Ann has performed solo, and as an ensemble member (performance art and music) at the UCLA Live International Theatre Festival, Institute of Contemporary Art in Glasgow, Scotland, the University of Houston, Cynthia Woods Mitchell Center for the Arts, and at the California Center for the Arts in Escondido, CA

Ann studied at the Santa Monica College of Design, Art and Architecture and holds a B.A. in Psychology from California State University, Sacramento.

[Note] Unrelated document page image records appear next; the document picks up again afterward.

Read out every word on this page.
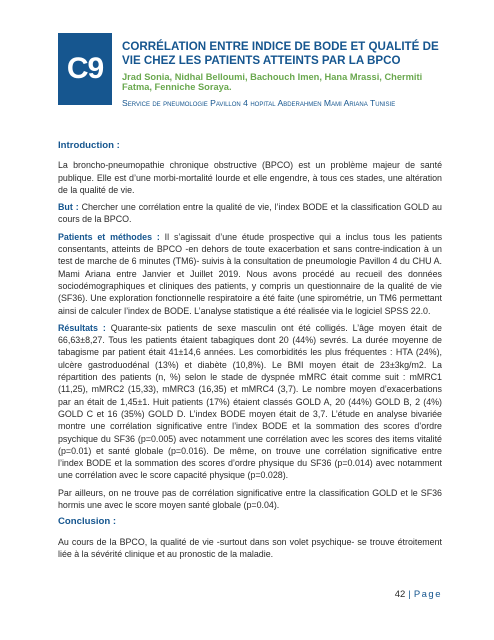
C9
CORRÉLATION ENTRE INDICE DE BODE ET QUALITÉ DE VIE CHEZ LES PATIENTS ATTEINTS PAR LA BPCO
Jrad Sonia, Nidhal Belloumi, Bachouch Imen, Hana Mrassi, Chermiti Fatma, Fenniche Soraya.
Service de pneumologie Pavillon 4 hopital Abderahmen Mami Ariana Tunisie
Introduction :
La broncho-pneumopathie chronique obstructive (BPCO) est un problème majeur de santé publique. Elle est d’une morbi-mortalité lourde et elle engendre, à tous ces stades, une altération de la qualité de vie.
But : Chercher une corrélation entre la qualité de vie, l’index BODE et la classification GOLD au cours de la BPCO.
Patients et méthodes : Il s’agissait d’une étude prospective qui a inclus tous les patients consentants, atteints de BPCO -en dehors de toute exacerbation et sans contre-indication à un test de marche de 6 minutes (TM6)- suivis à la consultation de pneumologie Pavillon 4 du CHU A. Mami Ariana entre Janvier et Juillet 2019. Nous avons procédé au recueil des données sociodémographiques et cliniques des patients, y compris un questionnaire de la qualité de vie (SF36). Une exploration fonctionnelle respiratoire a été faite (une spirométrie, un TM6 permettant ainsi de calculer l’index de BODE. L’analyse statistique a été réalisée via le logiciel SPSS 22.0.
Résultats : Quarante-six patients de sexe masculin ont été colligés. L’âge moyen était de 66,63±8,27. Tous les patients étaient tabagiques dont 20 (44%) sevrés. La durée moyenne de tabagisme par patient était 41±14,6 années. Les comorbidités les plus fréquentes : HTA (24%), ulcère gastroduodénal (13%) et diabète (10,8%). Le BMI moyen était de 23±3kg/m2. La répartition des patients (n, %) selon le stade de dyspnée mMRC était comme suit : mMRC1 (11,25), mMRC2 (15,33), mMRC3 (16,35) et mMRC4 (3,7). Le nombre moyen d’exacerbations par an était de 1,45±1. Huit patients (17%) étaient classés GOLD A, 20 (44%) GOLD B, 2 (4%) GOLD C et 16 (35%) GOLD D. L’index BODE moyen était de 3,7. L’étude en analyse bivariée montre une corrélation significative entre l’index BODE et la sommation des scores d’ordre psychique du SF36 (p=0.005) avec notamment une corrélation avec les scores des items vitalité (p=0.01) et santé globale (p=0.016). De même, on trouve une corrélation significative entre l’index BODE et la sommation des scores d’ordre physique du SF36 (p=0.014) avec notamment une corrélation avec le score capacité physique (p=0.028).
Par ailleurs, on ne trouve pas de corrélation significative entre la classification GOLD et le SF36 hormis une avec le score moyen santé globale (p=0.04).
Conclusion :
Au cours de la BPCO, la qualité de vie -surtout dans son volet psychique- se trouve étroitement liée à la sévérité clinique et au pronostic de la maladie.
42 | Page
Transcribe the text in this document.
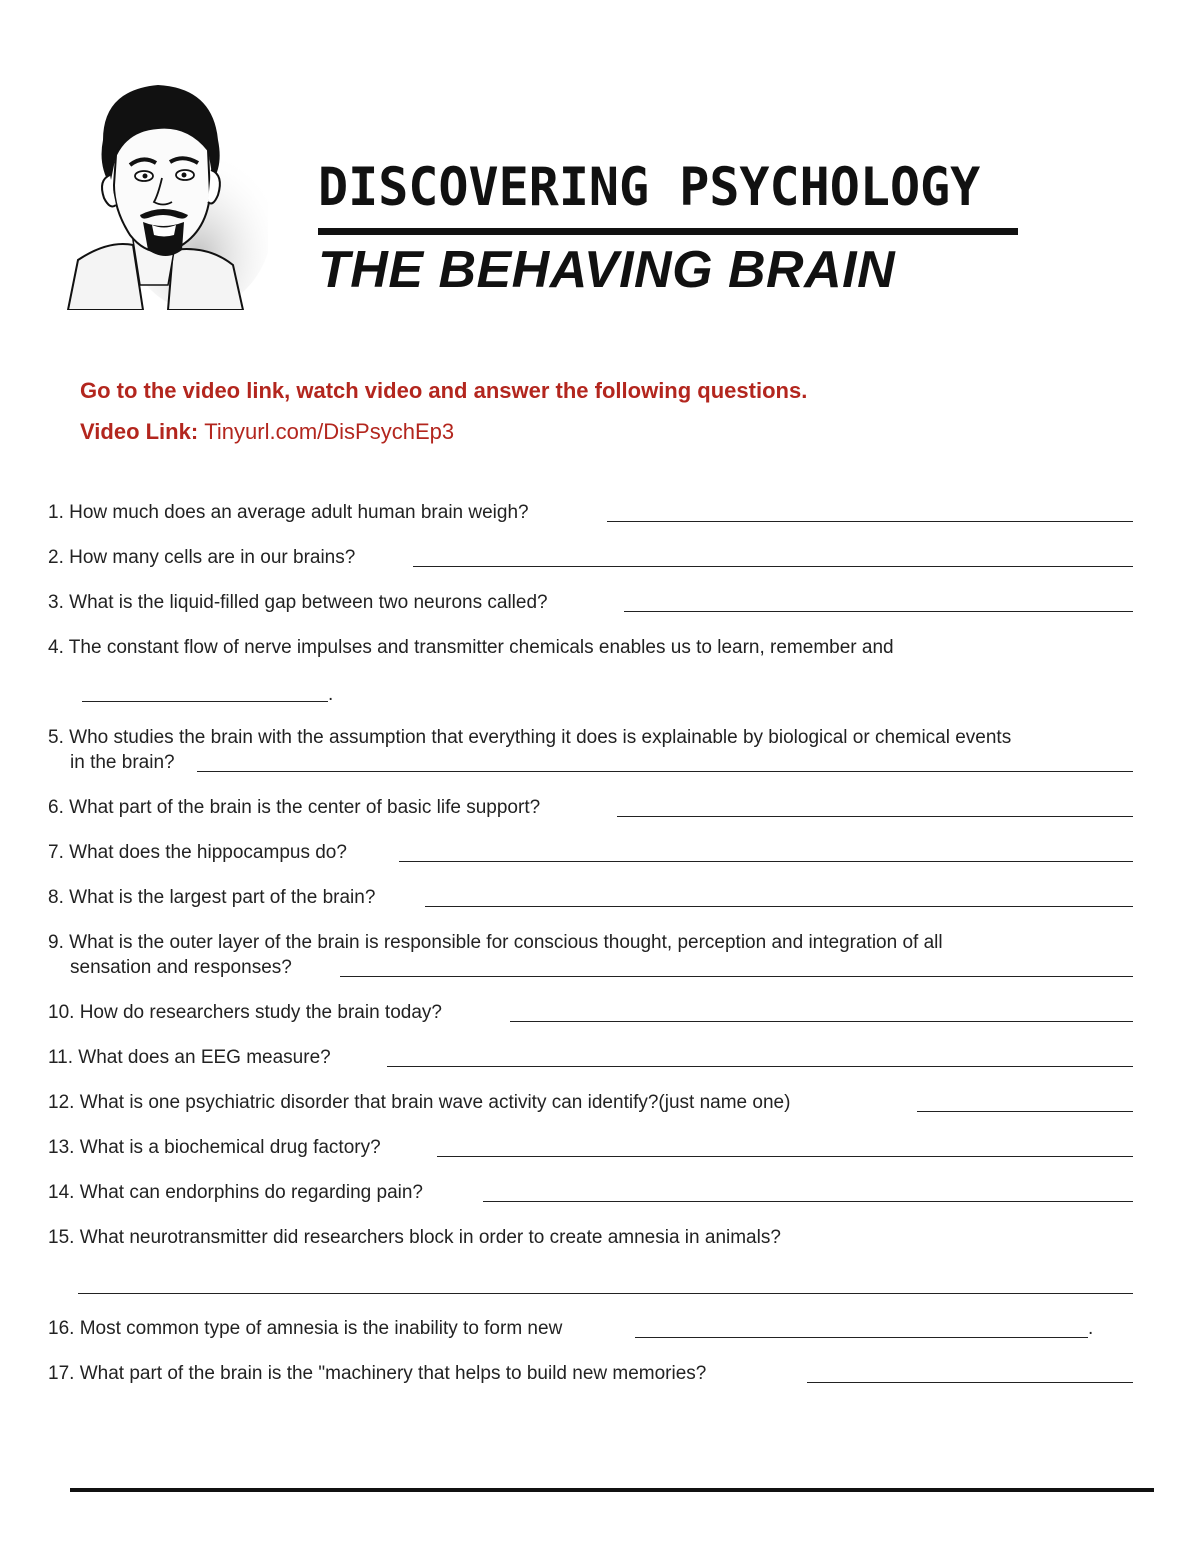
DISCOVERING PSYCHOLOGY
THE BEHAVING BRAIN
Go to the video link, watch video and answer the following questions. Video Link: Tinyurl.com/DisPsychEp3
1. How much does an average adult human brain weigh?
2. How many cells are in our brains?
3. What is the liquid-filled gap between two neurons called?
4. The constant flow of nerve impulses and transmitter chemicals enables us to learn, remember and
.
5. Who studies the brain with the assumption that everything it does is explainable by biological or chemical events
in the brain?
6. What part of the brain is the center of basic life support?
7. What does the hippocampus do?
8. What is the largest part of the brain?
9. What is the outer layer of the brain is responsible for conscious thought, perception and integration of all
sensation and responses?
10. How do researchers study the brain today?
11. What does an EEG measure?
12. What is one psychiatric disorder that brain wave activity can identify?(just name one)
13. What is a biochemical drug factory?
14. What can endorphins do regarding pain?
15. What neurotransmitter did researchers block in order to create amnesia in animals?
16. Most common type of amnesia is the inability to form new	.
17. What part of the brain is the "machinery that helps to build new memories?
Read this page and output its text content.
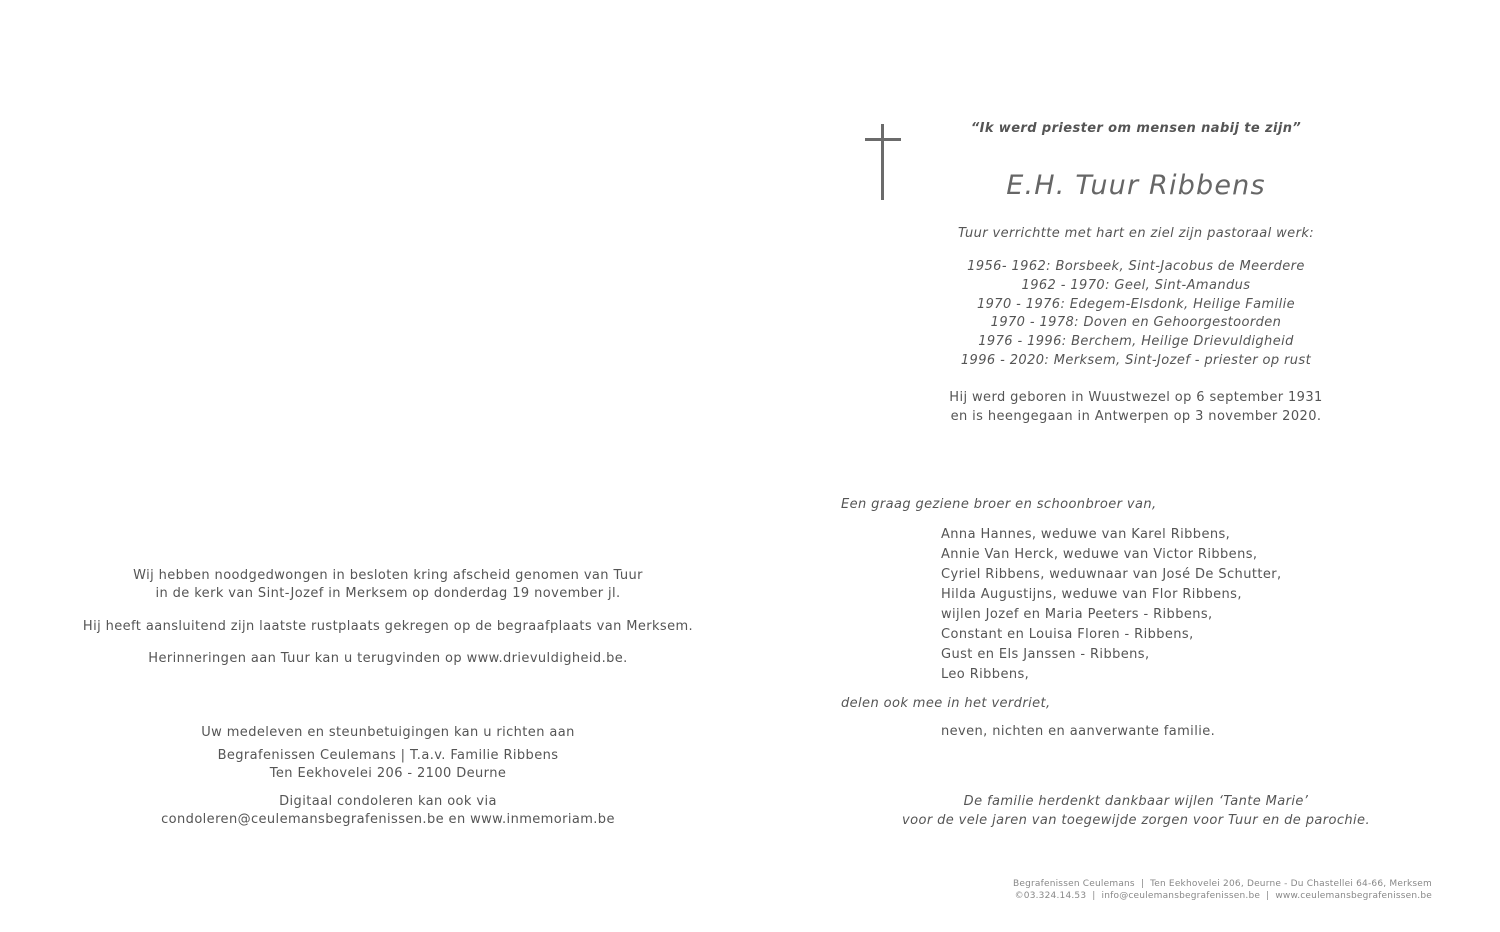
“Ik werd priester om mensen nabij te zijn”
E.H. Tuur Ribbens
Tuur verrichtte met hart en ziel zijn pastoraal werk:
1956- 1962: Borsbeek, Sint-Jacobus de Meerdere
1962 - 1970: Geel, Sint-Amandus
1970 - 1976: Edegem-Elsdonk, Heilige Familie
1970 - 1978: Doven en Gehoorgestoorden
1976 - 1996: Berchem, Heilige Drievuldigheid
1996 - 2020: Merksem, Sint-Jozef - priester op rust
Hij werd geboren in Wuustwezel op 6 september 1931
en is heengegaan in Antwerpen op 3 november 2020.
Een graag geziene broer en schoonbroer van,
Anna Hannes, weduwe van Karel Ribbens,
Annie Van Herck, weduwe van Victor Ribbens,
Cyriel Ribbens, weduwnaar van José De Schutter,
Hilda Augustijns, weduwe van Flor Ribbens,
wijlen Jozef en Maria Peeters - Ribbens,
Constant en Louisa Floren - Ribbens,
Gust en Els Janssen - Ribbens,
Leo Ribbens,
delen ook mee in het verdriet,
neven, nichten en aanverwante familie.
De familie herdenkt dankbaar wijlen ‘Tante Marie’
voor de vele jaren van toegewijde zorgen voor Tuur en de parochie.
Begrafenissen Ceulemans | Ten Eekhovelei 206, Deurne - Du Chastellei 64-66, Merksem
©03.324.14.53 | info@ceulemansbegrafenissen.be | www.ceulemansbegrafenissen.be
Wij hebben noodgedwongen in besloten kring afscheid genomen van Tuur
in de kerk van Sint-Jozef in Merksem op donderdag 19 november jl.
Hij heeft aansluitend zijn laatste rustplaats gekregen op de begraafplaats van Merksem.
Herinneringen aan Tuur kan u terugvinden op www.drievuldigheid.be.
Uw medeleven en steunbetuigingen kan u richten aan
Begrafenissen Ceulemans | T.a.v. Familie Ribbens
Ten Eekhovelei 206 - 2100 Deurne
Digitaal condoleren kan ook via
condoleren@ceulemansbegrafenissen.be en www.inmemoriam.be
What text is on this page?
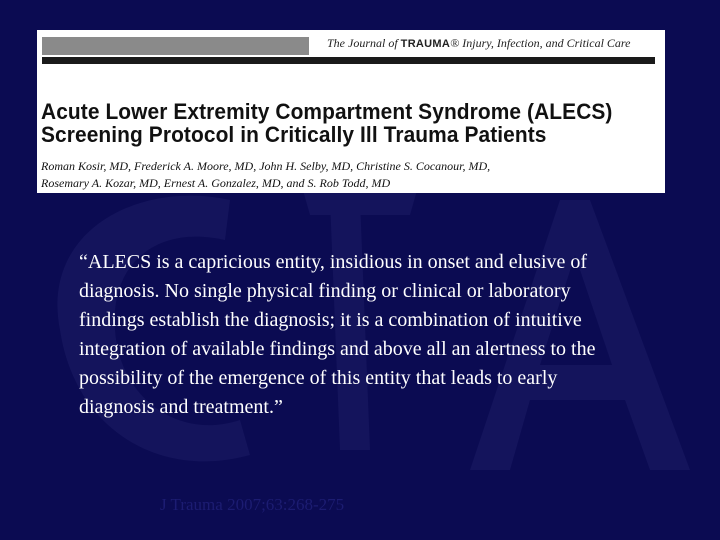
The Journal of TRAUMA® Injury, Infection, and Critical Care
Acute Lower Extremity Compartment Syndrome (ALECS)
Screening Protocol in Critically Ill Trauma Patients
Roman Kosir, MD, Frederick A. Moore, MD, John H. Selby, MD, Christine S. Cocanour, MD,
Rosemary A. Kozar, MD, Ernest A. Gonzalez, MD, and S. Rob Todd, MD
“ALECS is a capricious entity, insidious in onset and elusive of diagnosis. No single physical finding or clinical or laboratory findings establish the diagnosis; it is a combination of intuitive integration of available findings and above all an alertness to the possibility of the emergence of this entity that leads to early diagnosis and treatment.”
J Trauma 2007;63:268-275
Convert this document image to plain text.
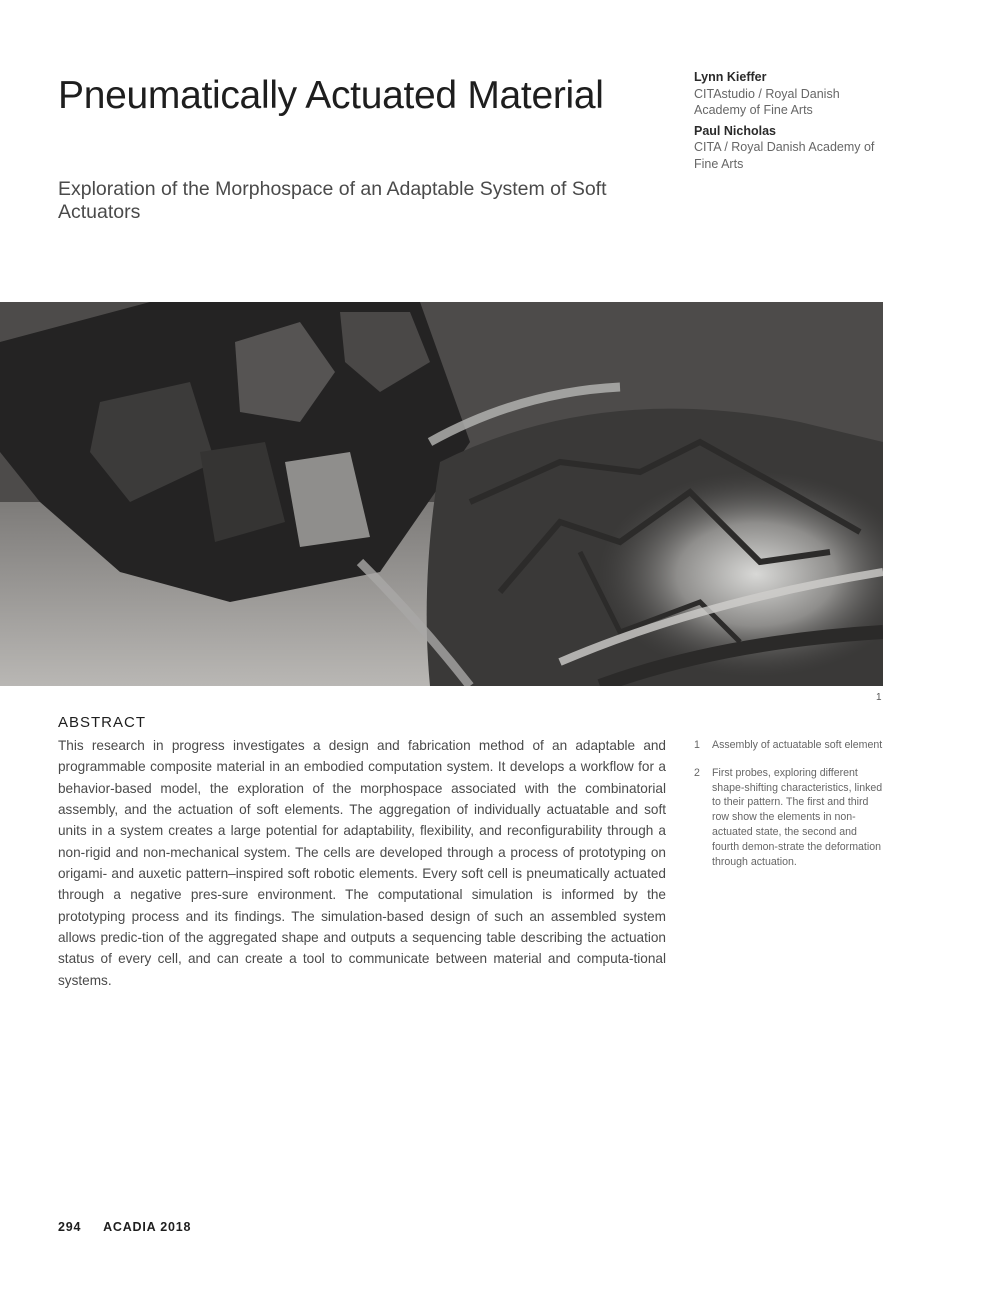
Pneumatically Actuated Material
Exploration of the Morphospace of an Adaptable System of Soft Actuators
Lynn Kieffer
CITAstudio / Royal Danish Academy of Fine Arts
Paul Nicholas
CITA / Royal Danish Academy of Fine Arts
1
ABSTRACT

This research in progress investigates a design and fabrication method of an adaptable and programmable composite material in an embodied computation system. It develops a workflow for a behavior-based model, the exploration of the morphospace associated with the combinatorial assembly, and the actuation of soft elements. The aggregation of individually actuatable and soft units in a system creates a large potential for adaptability, flexibility, and reconfigurability through a non-rigid and non-mechanical system. The cells are developed through a process of prototyping on origami- and auxetic pattern–inspired soft robotic elements. Every soft cell is pneumatically actuated through a negative pres-sure environment. The computational simulation is informed by the prototyping process and its findings. The simulation-based design of such an assembled system allows predic-tion of the aggregated shape and outputs a sequencing table describing the actuation status of every cell, and can create a tool to communicate between material and computa-tional systems.

1	Assembly of actuatable soft element
2	First probes, exploring different shape-shifting characteristics, linked to their pattern. The first and third row show the elements in non-actuated state, the second and fourth demon-strate the deformation through actuation.
294 ACADIA 2018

Ann Perich’s Artist Statement:
“Behind the mask beats a loving heart, willing to save others.” – Helen Munson, author

In a city renowned for its masks, a Mardi Gras tradition, residents of New Orleans now go out in public wearing masks of another kind and for a different purpose.  Shot entirely on the iPhone 11 Pro Max, “Behind the Mask” is a series of portraits of New Orleanians wearing masks to prevent the spread of the coronavirus.  It explores the requisite mask wearing in public caused by the worldwide coronavirus pandemic.

Through these portraits I strive to expose an intimate side of the subject while simultaneously revealing the larger cultural context.  How are we going to adapt to this new world?  How can we make a meaningful connection with another person with our faces covered?  The portraits have each been given a title consisting of two emotions.  This is to show how impossible it is to discern what the person behind the mask is feeling.

Masks create isolation by causing the inability to read facial expressions.  If you are unable to perceive these non-verbal nuances, then you behave as if you have no understanding of what others are trying to convey, or even know what is expected of you.  In medical literature this inability is called “social-emotional agnosia.”  It severely limits normal social interactions and produces stress and anxiety.  Feelings can easily be misinterpreted.  In this pandemic world, emotions can be fragile and extra care needs to be taken when dealing with others.

Perhaps if we are aware of the effects of wearing masks, we can observe our behavior and be more mindful of our interactions with others.  Compassion and kindness are needed more so now than ever.